また、歩いて散歩に行くのが難しい容体であれば、お天気の良い日に日光浴させてあげると代謝が上がり、内臓も活発に動いて食欲がわいて、さらにストレスの解消にもなります。

まとめ

カメラを見つめる犬

野生動物は、口から食べ物が食べられなくなったら死を待つしかありません。私は、人間も同じで、もしも、自分が年老いて、口から食べ物が食べられず、食べたいとも思わなくなったら潔く死を受け入れようと思っています。けれど、これは自分自身で決めることであり、本当にその時が来た時、意思表示が出来れば叶うことです。

そして、自分ではなく、愛する家族が食べ物を食べられなくなったとしても、それが人間同士なら意思を確認することができます。

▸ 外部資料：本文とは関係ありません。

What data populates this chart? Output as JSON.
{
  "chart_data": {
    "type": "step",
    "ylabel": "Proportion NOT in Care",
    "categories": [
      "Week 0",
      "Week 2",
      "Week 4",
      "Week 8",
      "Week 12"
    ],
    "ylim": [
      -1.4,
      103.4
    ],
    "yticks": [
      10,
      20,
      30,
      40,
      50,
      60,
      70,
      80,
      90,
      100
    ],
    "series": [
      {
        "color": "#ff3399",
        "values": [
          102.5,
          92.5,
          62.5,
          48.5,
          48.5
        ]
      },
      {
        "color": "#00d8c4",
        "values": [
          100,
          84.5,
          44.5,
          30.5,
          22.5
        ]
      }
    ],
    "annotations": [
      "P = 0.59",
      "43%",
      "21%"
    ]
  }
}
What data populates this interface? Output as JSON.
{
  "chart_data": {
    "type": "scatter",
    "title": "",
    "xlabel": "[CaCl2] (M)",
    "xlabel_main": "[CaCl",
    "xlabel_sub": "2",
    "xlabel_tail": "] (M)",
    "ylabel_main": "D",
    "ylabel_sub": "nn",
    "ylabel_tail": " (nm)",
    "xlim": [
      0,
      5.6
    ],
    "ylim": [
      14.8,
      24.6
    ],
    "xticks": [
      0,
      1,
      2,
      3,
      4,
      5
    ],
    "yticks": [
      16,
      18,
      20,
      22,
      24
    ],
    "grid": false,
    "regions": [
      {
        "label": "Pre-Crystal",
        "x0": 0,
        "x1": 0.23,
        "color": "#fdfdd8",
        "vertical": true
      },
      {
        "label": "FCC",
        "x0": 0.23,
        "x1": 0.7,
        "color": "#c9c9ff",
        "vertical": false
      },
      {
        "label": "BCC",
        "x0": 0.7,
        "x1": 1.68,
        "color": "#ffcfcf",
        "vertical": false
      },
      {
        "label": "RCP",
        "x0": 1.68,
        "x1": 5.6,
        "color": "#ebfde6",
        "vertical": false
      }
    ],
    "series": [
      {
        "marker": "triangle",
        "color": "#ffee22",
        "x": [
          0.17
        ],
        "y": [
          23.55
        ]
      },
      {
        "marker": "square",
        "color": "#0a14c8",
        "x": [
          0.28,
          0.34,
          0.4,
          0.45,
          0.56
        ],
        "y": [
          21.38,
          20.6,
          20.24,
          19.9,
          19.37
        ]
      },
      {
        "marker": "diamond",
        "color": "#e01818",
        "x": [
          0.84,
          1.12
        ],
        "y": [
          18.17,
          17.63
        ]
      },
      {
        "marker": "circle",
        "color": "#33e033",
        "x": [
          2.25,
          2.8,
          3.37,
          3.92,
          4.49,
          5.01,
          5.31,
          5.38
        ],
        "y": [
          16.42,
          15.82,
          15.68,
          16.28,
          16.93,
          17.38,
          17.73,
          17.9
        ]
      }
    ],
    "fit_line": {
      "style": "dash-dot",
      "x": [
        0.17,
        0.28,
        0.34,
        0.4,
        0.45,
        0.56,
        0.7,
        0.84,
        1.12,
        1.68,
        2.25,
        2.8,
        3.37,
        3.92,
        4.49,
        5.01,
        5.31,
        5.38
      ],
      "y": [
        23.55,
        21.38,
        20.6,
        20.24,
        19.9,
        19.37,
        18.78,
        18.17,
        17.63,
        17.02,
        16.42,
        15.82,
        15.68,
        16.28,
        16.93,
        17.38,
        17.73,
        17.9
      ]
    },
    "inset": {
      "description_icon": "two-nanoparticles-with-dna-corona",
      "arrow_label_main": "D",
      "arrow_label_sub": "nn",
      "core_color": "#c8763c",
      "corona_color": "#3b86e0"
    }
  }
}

けれども、愛犬が年老いて食べ物を食べられなくなった時、言葉で愛犬の感情をくみ取ることは出来ません。

だからこそ、例えそれが愛犬の苦痛を長引かせる結果になるかも知れなくても、少しでも食べてほしい、食べて元気を取り戻してほしいと願うのは当然のことです。どんなに力を尽くしても、愛犬は必ず私たちよりも早く老いて、命の終わりを迎えます。

今は、まだ若い愛犬と暮らしている飼い主さんも、一度考えてみましょう。あと、何回、この子に美味しい食事を与えることができるだろうか?と。そう考えると、愛犬がご飯を食べている姿がより一層、愛おしく感じてくるのではないでしょうか。